I have a spreadsheet of attendees from an event registration that I'm trying to clean up. Each ticket that an attendee may have purchased gets exported as a row. I'm trying to transform the sheet so that instead of having multiple rows for one person's different tickets, there is one row per attendee with their different ticket types listed in columns across one row. But also, some people only have one ticket type and therefore one row. I want to maintain the additional information in the other columns.

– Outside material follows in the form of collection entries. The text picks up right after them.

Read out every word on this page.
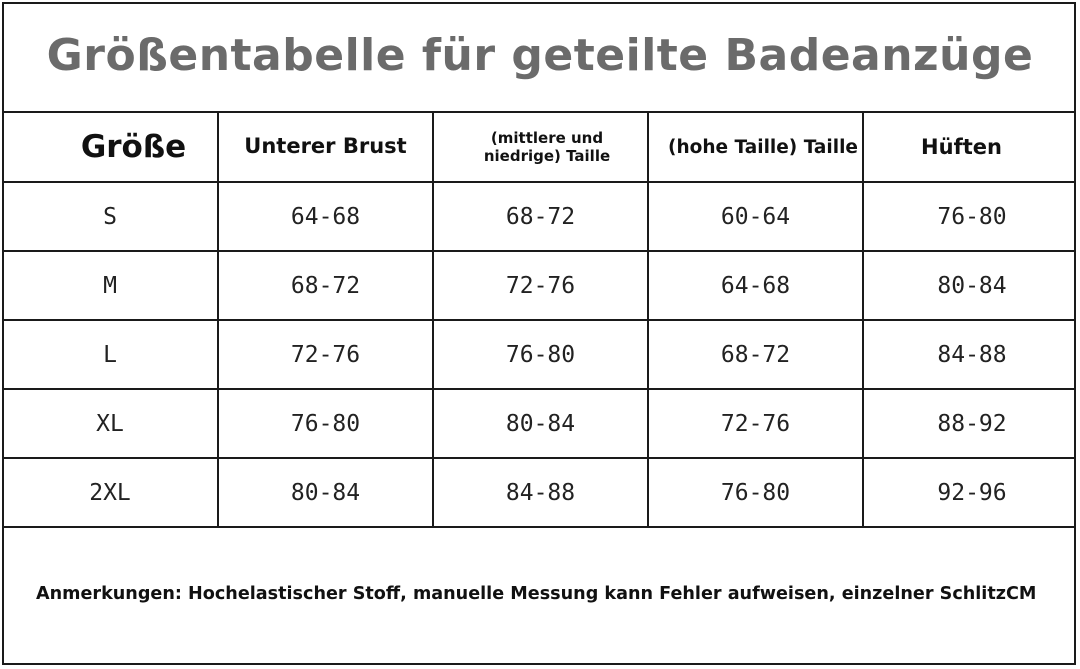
Größentabelle für geteilte Badeanzüge
Größe	Unterer Brust	(mittlere und niedrige) Taille	(hohe Taille) Taille	Hüften
S	64-68	68-72	60-64	76-80
M	68-72	72-76	64-68	80-84
L	72-76	76-80	68-72	84-88
XL	76-80	80-84	72-76	88-92
2XL	80-84	84-88	76-80	92-96
Anmerkungen: Hochelastischer Stoff, manuelle Messung kann Fehler aufweisen, einzelner SchlitzCM
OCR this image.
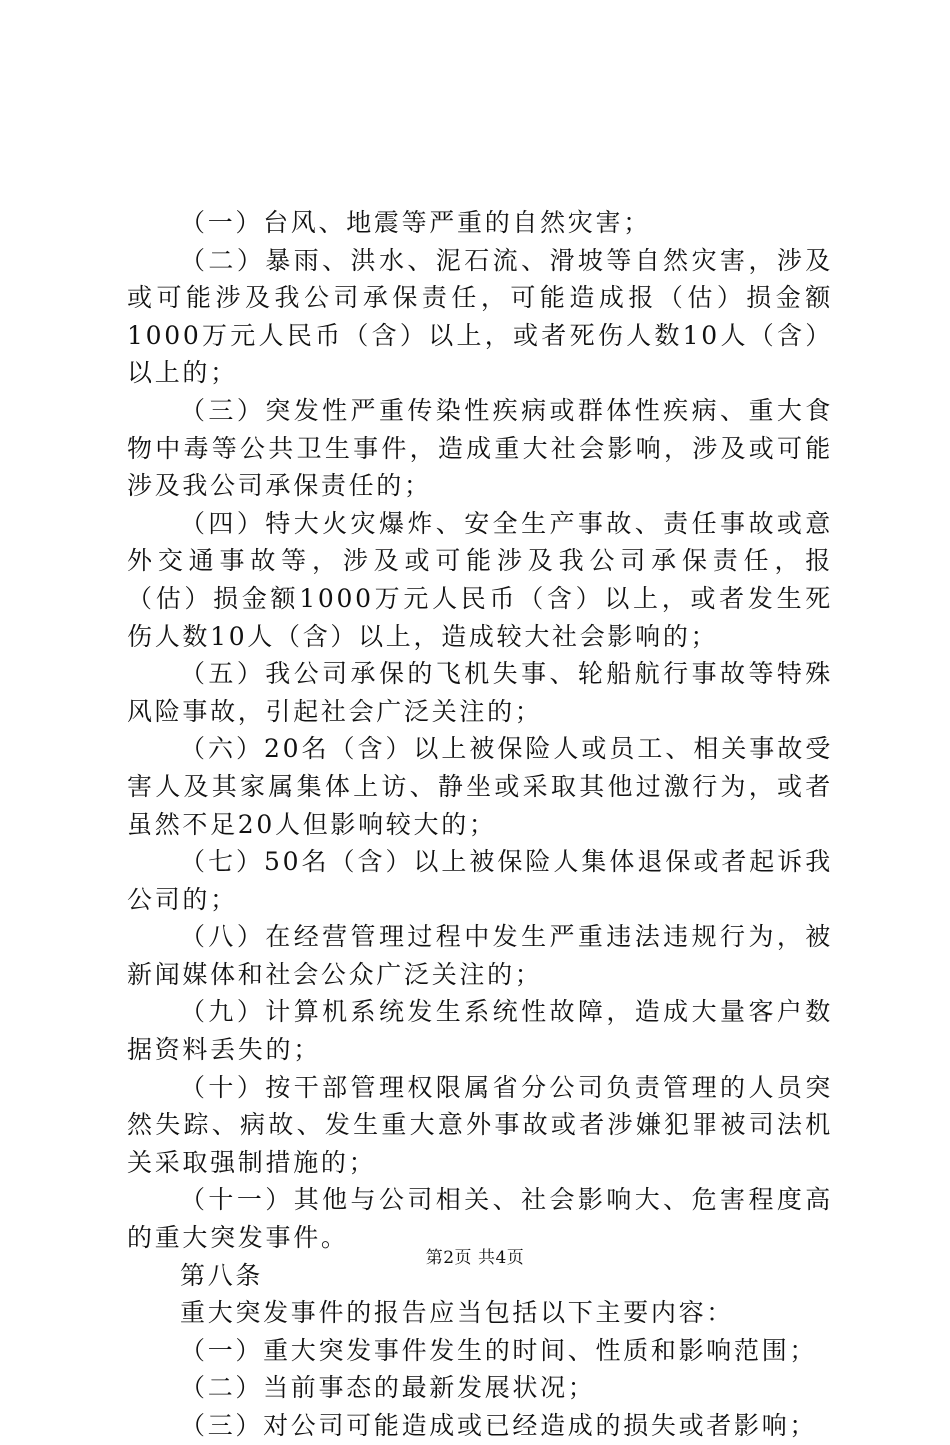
（一）台风、地震等严重的自然灾害；

（二）暴雨、洪水、泥石流、滑坡等自然灾害，涉及或可能涉及我公司承保责任，可能造成报（估）损金额1000万元人民币（含）以上，或者死伤人数10人（含）以上的；

（三）突发性严重传染性疾病或群体性疾病、重大食物中毒等公共卫生事件，造成重大社会影响，涉及或可能涉及我公司承保责任的；

（四）特大火灾爆炸、安全生产事故、责任事故或意外交通事故等，涉及或可能涉及我公司承保责任，报（估）损金额1000万元人民币（含）以上，或者发生死伤人数10人（含）以上，造成较大社会影响的；

（五）我公司承保的飞机失事、轮船航行事故等特殊风险事故，引起社会广泛关注的；

（六）20名（含）以上被保险人或员工、相关事故受害人及其家属集体上访、静坐或采取其他过激行为，或者虽然不足20人但影响较大的；

（七）50名（含）以上被保险人集体退保或者起诉我公司的；

（八）在经营管理过程中发生严重违法违规行为，被新闻媒体和社会公众广泛关注的；

（九）计算机系统发生系统性故障，造成大量客户数据资料丢失的；

（十）按干部管理权限属省分公司负责管理的人员突然失踪、病故、发生重大意外事故或者涉嫌犯罪被司法机关采取强制措施的；

（十一）其他与公司相关、社会影响大、危害程度高的重大突发事件。

第八条

重大突发事件的报告应当包括以下主要内容：

（一）重大突发事件发生的时间、性质和影响范围；

（二）当前事态的最新发展状况；

（三）对公司可能造成或已经造成的损失或者影响；

第2页 共4页
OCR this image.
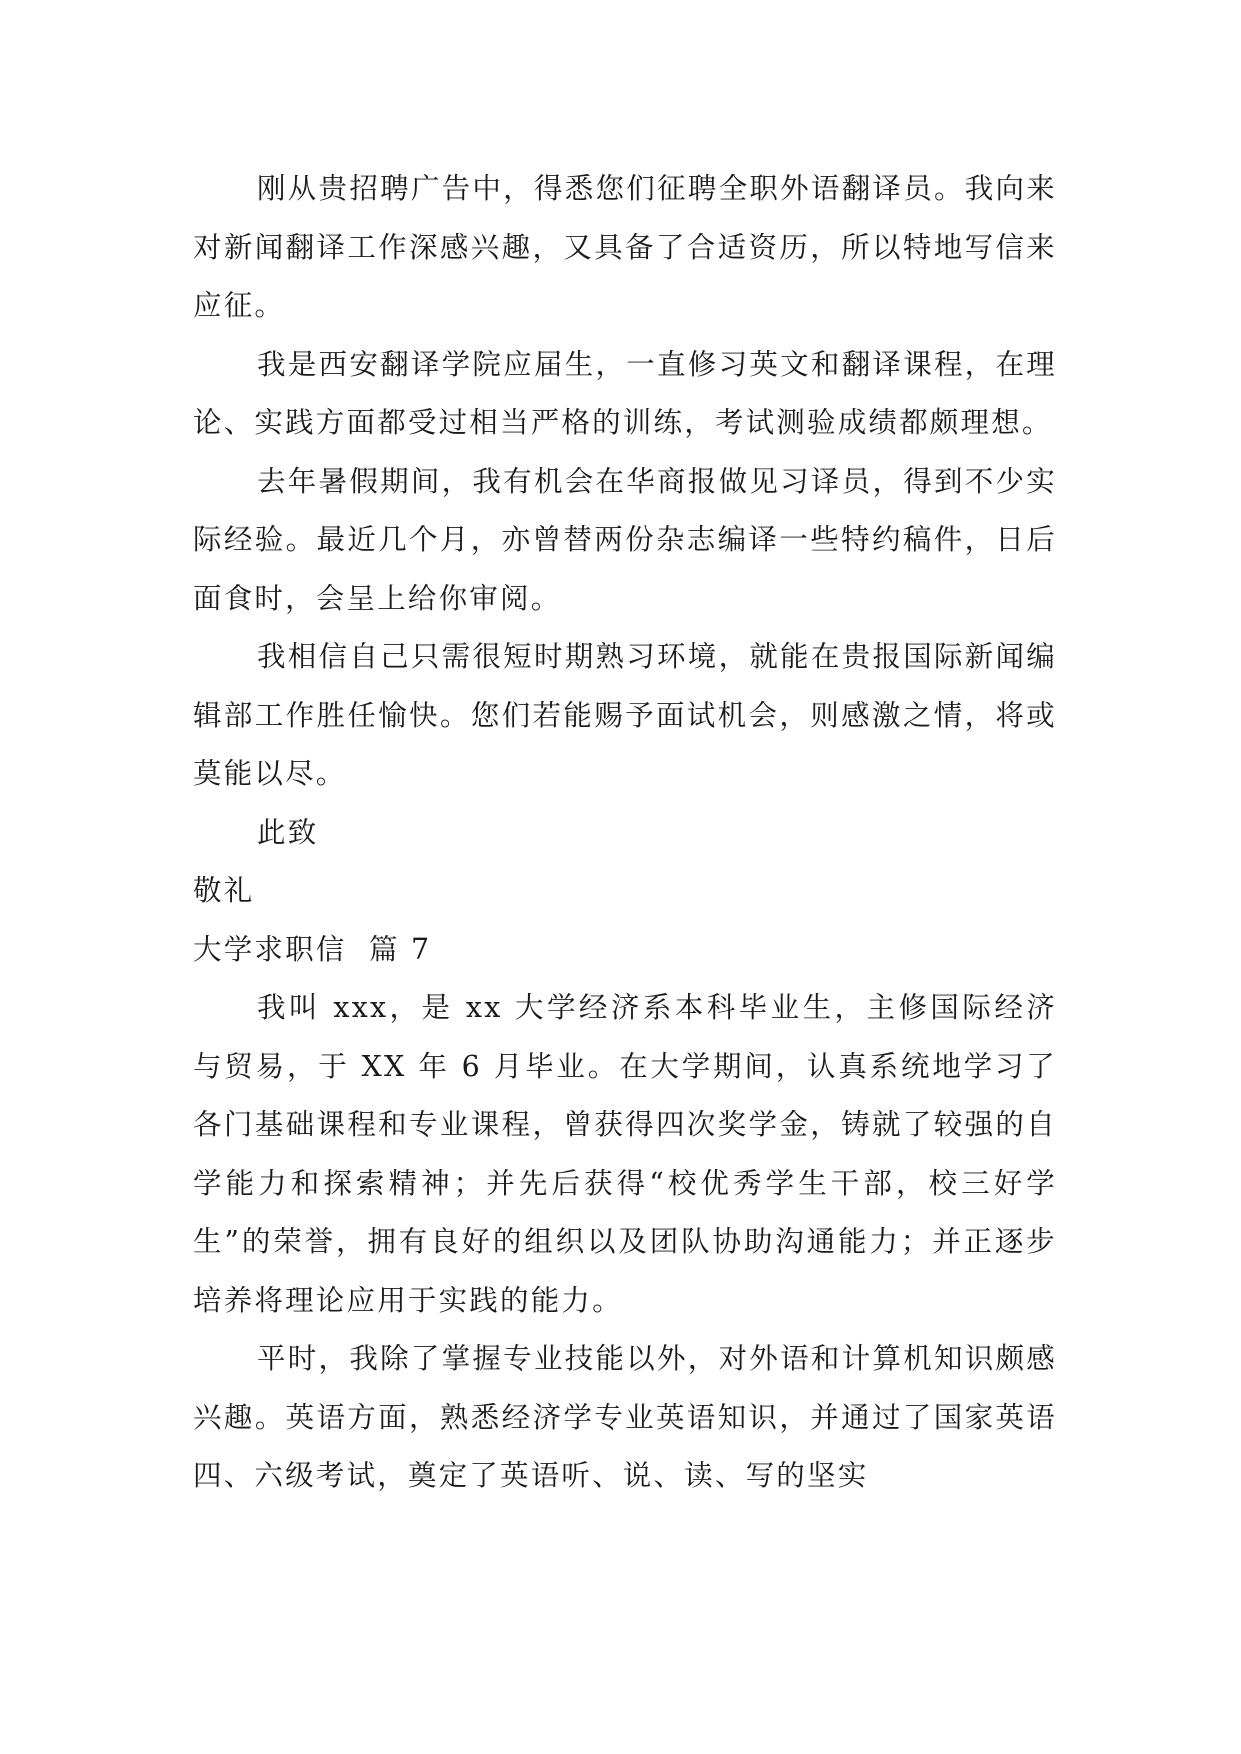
刚从贵招聘广告中，得悉您们征聘全职外语翻译员。我向来对新闻翻译工作深感兴趣，又具备了合适资历，所以特地写信来应征。

我是西安翻译学院应届生，一直修习英文和翻译课程，在理论、实践方面都受过相当严格的训练，考试测验成绩都颇理想。

去年暑假期间，我有机会在华商报做见习译员，得到不少实际经验。最近几个月，亦曾替两份杂志编译一些特约稿件，日后面食时，会呈上给你审阅。

我相信自己只需很短时期熟习环境，就能在贵报国际新闻编辑部工作胜任愉快。您们若能赐予面试机会，则感激之情，将或莫能以尽。

此致

敬礼

大学求职信  篇 7

我叫 xxx，是 xx 大学经济系本科毕业生，主修国际经济与贸易，于 XX 年 6 月毕业。在大学期间，认真系统地学习了各门基础课程和专业课程，曾获得四次奖学金，铸就了较强的自学能力和探索精神；并先后获得“校优秀学生干部，校三好学生”的荣誉，拥有良好的组织以及团队协助沟通能力；并正逐步培养将理论应用于实践的能力。

平时，我除了掌握专业技能以外，对外语和计算机知识颇感兴趣。英语方面，熟悉经济学专业英语知识，并通过了国家英语四、六级考试，奠定了英语听、说、读、写的坚实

So for example, I want there to be one Kevin McAleese row that has columns saying I have a ticket for "Thursday" and "Friday & Saturday," plus columns for pronouns, WORC, etc.
I'm new to OpenRefine and I'm getting lost with the transposing... Any help?
Welcome to the OpenRefine community! I don't think you need to worry about transpose. Here's a quick sketch of way to do what you want:
- Create a Full Name column from First Name + " " + "Last Name"
- Duplicate the Full Name column as Normalized Name
- Move Normalized Name to the far left
- Deduplication Normalized Name by using clustering (steps 2-4 unnecessary if you're sure the names all have correct and consistent spellings)
- Blank Down on Normalized Name (or Full Name is skipping 2-4)
- Join Multivalued Cells on Registration Column using an appropriate separator character which won't conflict with your data
- Join Multivalued Cells on the remaining columns
- Optionally uniquify your list(s) by using a transform like value.split('|').uniques().join('|') (replacing | with your actual separator character)
I hope this sketch helps you get started.